Posted in: Latest News

At That Dog School we are passionate about dog health and behaviour. Our greatest aim is to help pet owners integrate their dogs into their everyday lives as seamlessly as possible. The tagline for our school is:

“That Dog School,
with an emphasis on REAL WORLD LEARNING”

But what does real world learning even look like?

At its core, the concept is about approaching training as a lifestyle. Every human we deal with has their own unique lifestyle; things they do for work and leisure that will potentially influence the way they live with their dog. To create a truly versatile dog-handler relationship, we look not only at teaching reliable behaviours, but also at creating a mindset in which the dog feels empowered to investigate and participate in their world. This works wonders for the dogs general confidence, and also makes getting them out and involving them in extracurricular activities that much easier.

Over the weekend That Dog School team got our dogs out for some camping (a first for the humans as well as all the dogs). This put their real world learning to the test.

Some of the things we learnt from this excursion were:

  • Reliable boundaries are INVALUABLE!

All the dogs were required at some stage to settle on their beds or attached to tethers while things were busy around the camp.

  • Clear windows of opportunity can SAVE lives!

At That Dog School we are huge advocates for the use of play in training. Several of our personal dogs will play tug with anything. The crack of sticks being prepared for the fire was enough to have most of them frothing. Without clear structure around play opportunities, we could have easily had some crazy canines willing to follow those sticks right into the flames.

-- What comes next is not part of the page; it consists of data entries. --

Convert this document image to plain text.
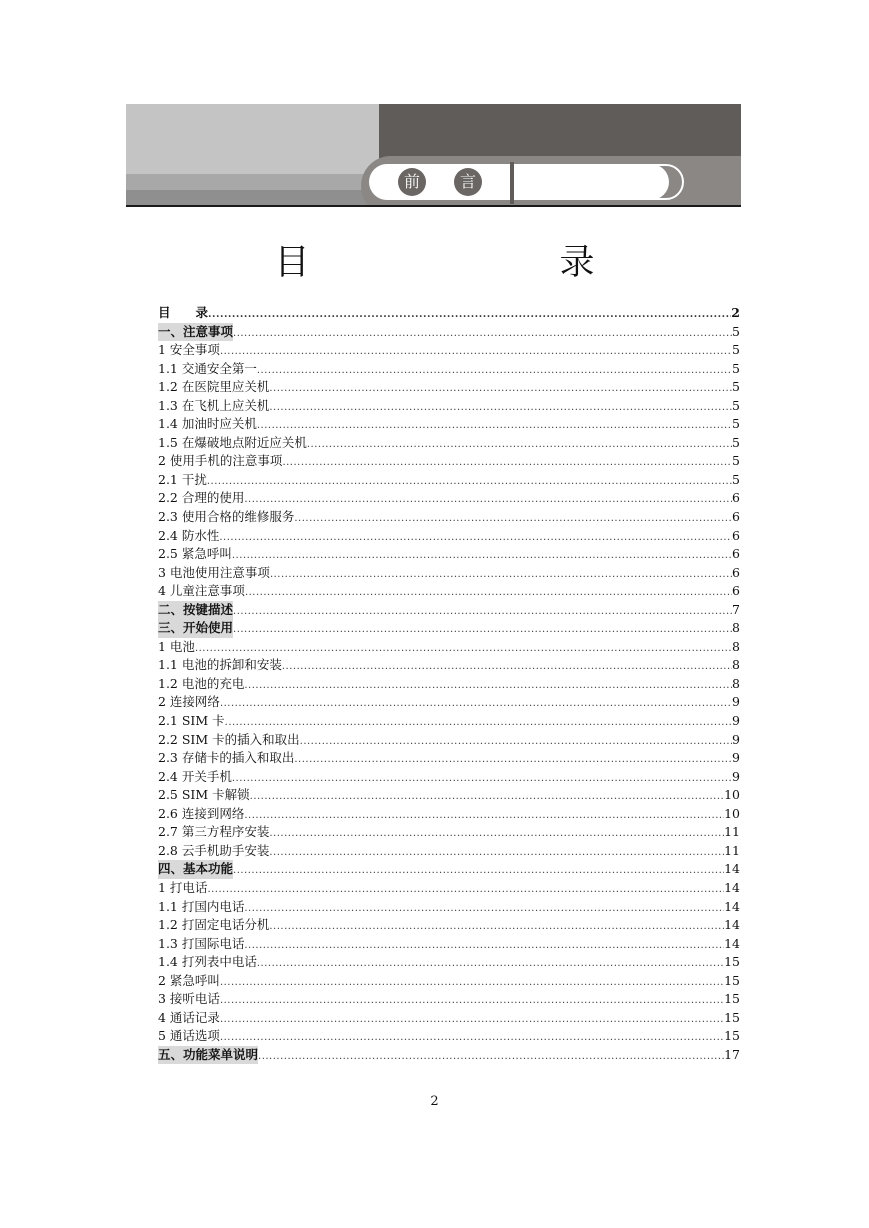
前	言	DOOV朵唯
目　　录
目　　录 .....	2
一、注意事项 .....	5
1 安全事项 .....	5
1.1 交通安全第一 .....	5
1.2 在医院里应关机 .....	5
1.3 在飞机上应关机 .....	5
1.4 加油时应关机 .....	5
1.5 在爆破地点附近应关机 .....	5
2 使用手机的注意事项 .....	5
2.1 干扰 .....	5
2.2 合理的使用 .....	6
2.3 使用合格的维修服务 .....	6
2.4 防水性 .....	6
2.5 紧急呼叫 .....	6
3 电池使用注意事项 .....	6
4 儿童注意事项 .....	6
二、按键描述 .....	7
三、开始使用 .....	8
1 电池 .....	8
1.1 电池的拆卸和安装 .....	8
1.2 电池的充电 .....	8
2 连接网络 .....	9
2.1 SIM 卡 .....	9
2.2 SIM 卡的插入和取出 .....	9
2.3 存储卡的插入和取出 .....	9
2.4 开关手机 .....	9
2.5 SIM 卡解锁 .....	10
2.6 连接到网络 .....	10
2.7 第三方程序安装 .....	11
2.8 云手机助手安装 .....	11
四、基本功能 .....	14
1 打电话 .....	14
1.1 打国内电话 .....	14
1.2 打固定电话分机 .....	14
1.3 打国际电话 .....	14
1.4 打列表中电话 .....	15
2 紧急呼叫 .....	15
3 接听电话 .....	15
4 通话记录 .....	15
5 通话选项 .....	15
五、功能菜单说明 .....	17
2
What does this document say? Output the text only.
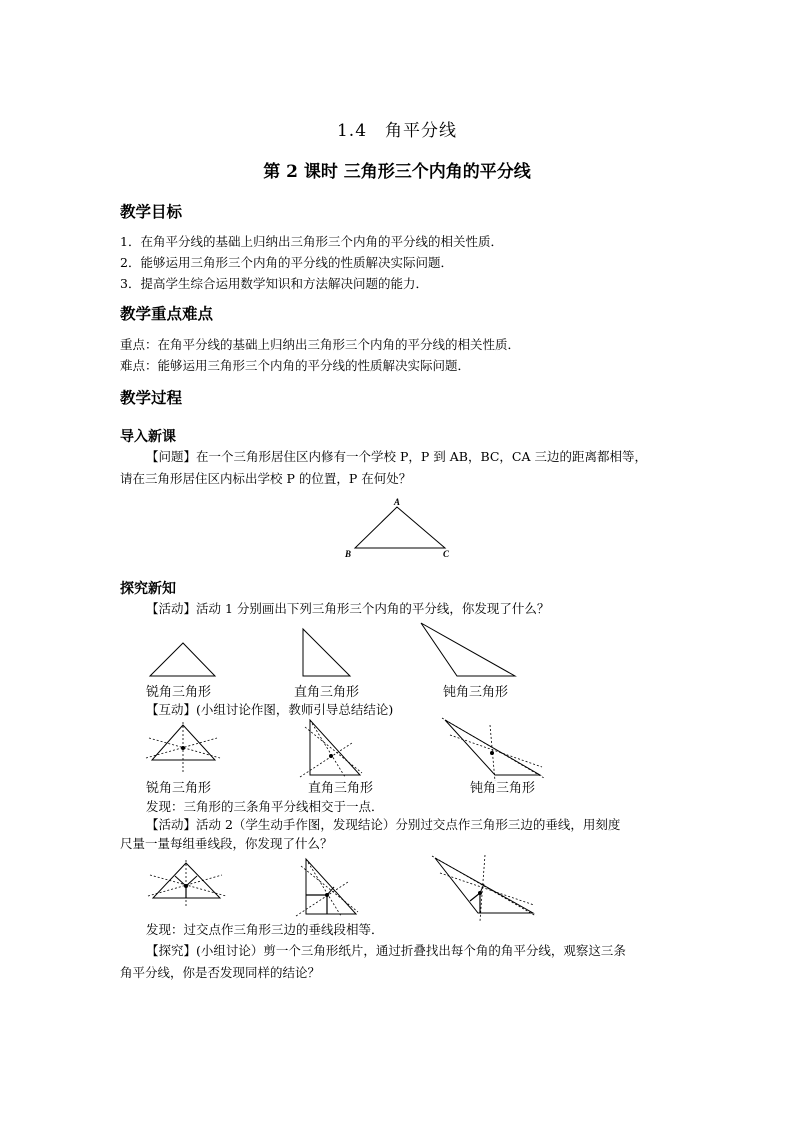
1.4　角平分线
第 2 课时 三角形三个内角的平分线
教学目标
1．在角平分线的基础上归纳出三角形三个内角的平分线的相关性质．
2．能够运用三角形三个内角的平分线的性质解决实际问题．
3．提高学生综合运用数学知识和方法解决问题的能力．
教学重点难点
重点：在角平分线的基础上归纳出三角形三个内角的平分线的相关性质．
难点：能够运用三角形三个内角的平分线的性质解决实际问题．
教学过程
导入新课
【问题】在一个三角形居住区内修有一个学校 P，P 到 AB，BC，CA 三边的距离都相等，
请在三角形居住区内标出学校 P 的位置，P 在何处？
A
B	C
探究新知
【活动】活动 1 分别画出下列三角形三个内角的平分线，你发现了什么？
锐角三角形	直角三角形	钝角三角形
【互动】(小组讨论作图，教师引导总结结论)
锐角三角形	直角三角形	钝角三角形
发现：三角形的三条角平分线相交于一点．
【活动】活动 2（学生动手作图，发现结论）分别过交点作三角形三边的垂线，用刻度
尺量一量每组垂线段，你发现了什么？
发现：过交点作三角形三边的垂线段相等．
【探究】(小组讨论）剪一个三角形纸片，通过折叠找出每个角的角平分线，观察这三条
角平分线，你是否发现同样的结论？
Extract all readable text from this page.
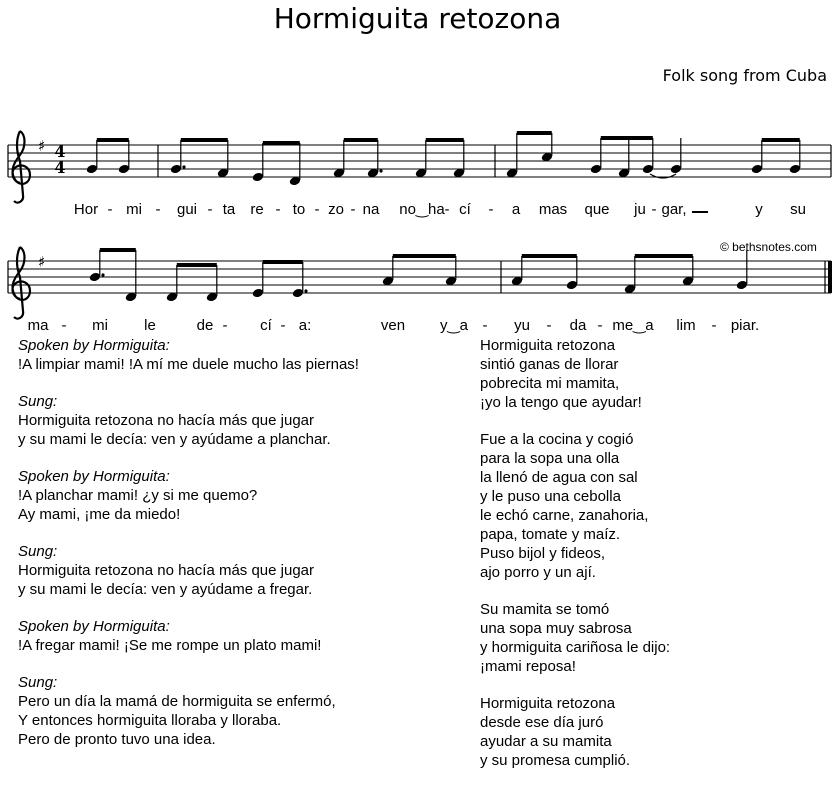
Hormiguita retozona
Folk song from Cuba
© bethsnotes.com
♯
♯
4
4
Hor - mi - gui - ta re - to - zo - na no‿ha - cí - a mas que ju - gar,	y su
ma - mi le	de - cí - a:	ven y‿a - yu - da - me‿a lim - piar.

Spoken by Hormiguita:

!A limpiar mami! !A mí me duele mucho las piernas!

Sung:

Hormiguita retozona no hacía más que jugar

y su mami le decía: ven y ayúdame a planchar.

Spoken by Hormiguita:

!A planchar mami! ¿y si me quemo?

Ay mami, ¡me da miedo!

Sung:

Hormiguita retozona no hacía más que jugar

y su mami le decía: ven y ayúdame a fregar.

Spoken by Hormiguita:

!A fregar mami! ¡Se me rompe un plato mami!

Sung:

Pero un día la mamá de hormiguita se enfermó,

Y entonces hormiguita lloraba y lloraba.

Pero de pronto tuvo una idea.

Hormiguita retozona

sintió ganas de llorar

pobrecita mi mamita,

¡yo la tengo que ayudar!

Fue a la cocina y cogió

para la sopa una olla

la llenó de agua con sal

y le puso una cebolla

le echó carne, zanahoria,

papa, tomate y maíz.

Puso bijol y fideos,

ajo porro y un ají.

Su mamita se tomó

una sopa muy sabrosa

y hormiguita cariñosa le dijo:

¡mami reposa!

Hormiguita retozona

desde ese día juró

ayudar a su mamita

y su promesa cumplió.
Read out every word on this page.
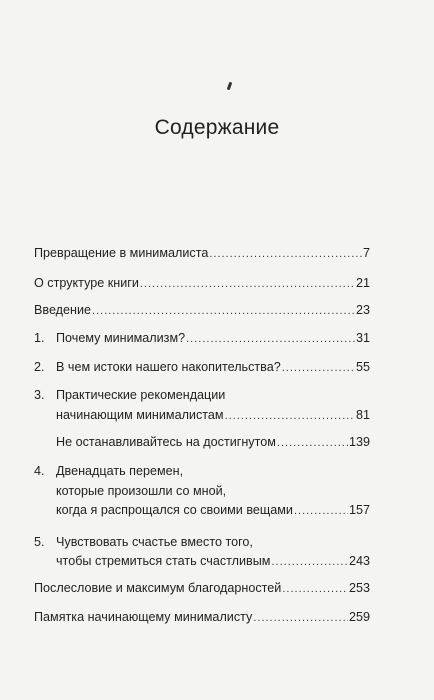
Содержание
Превращение в минималиста .....	7
О структуре книги .....	21
Введение .....	23
1. Почему минимализм? .....	31
2. В чем истоки нашего накопительства? .....	55
3. Практические рекомендации
начинающим минималистам .....	81
Не останавливайтесь на достигнутом .....	139
4. Двенадцать перемен,
которые произошли со мной,
когда я распрощался со своими вещами .....	157
5. Чувствовать счастье вместо того,
чтобы стремиться стать счастливым .....	243
Послесловие и максимум благодарностей .....	253
Памятка начинающему минималисту .....	259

  • Adaptability to conditions is CRITICAL!

We humans were somewhat unprepared for how cold it was actually going to be, which resulted in us ditching the tents in favour of our cars on our last night out.

The dogs seamlessly transitioned to the change in sleeping arrangements without a fuss.

  • Confidence is KEY!

All the obedience in the world won’t save you if your dog can’t cope with mild stress. Out in the real world we can’t be in complete control of our surroundings all the time.

When camping, your dog may encounter:

  • Unanticipated weather changes
  • Raucous campsite neighbours
  • Unfamiliar wildlife
  • Unfamiliar equipment

None of our dogs had slept inside of tents before. We happened to arrive on a particularly gusty day which meant the tents were moving and creating a bit of extra noise. These may seem like small things, but you’d be surprised how many dogs would not cope well in these circumstances. This is where our training for mindsetshowed it’s real value.

There are few things we find more fulfilling than seeing our dogs truly satisfied, recharging body and mind at the end of a long day of shared adventures. If your dog’s behaviour inhibits their freedom and prevents them from living life to the fullest alongside you, you can do something about it. No matter their breed or their age, it is never too late to start training towards a more fulfilling life.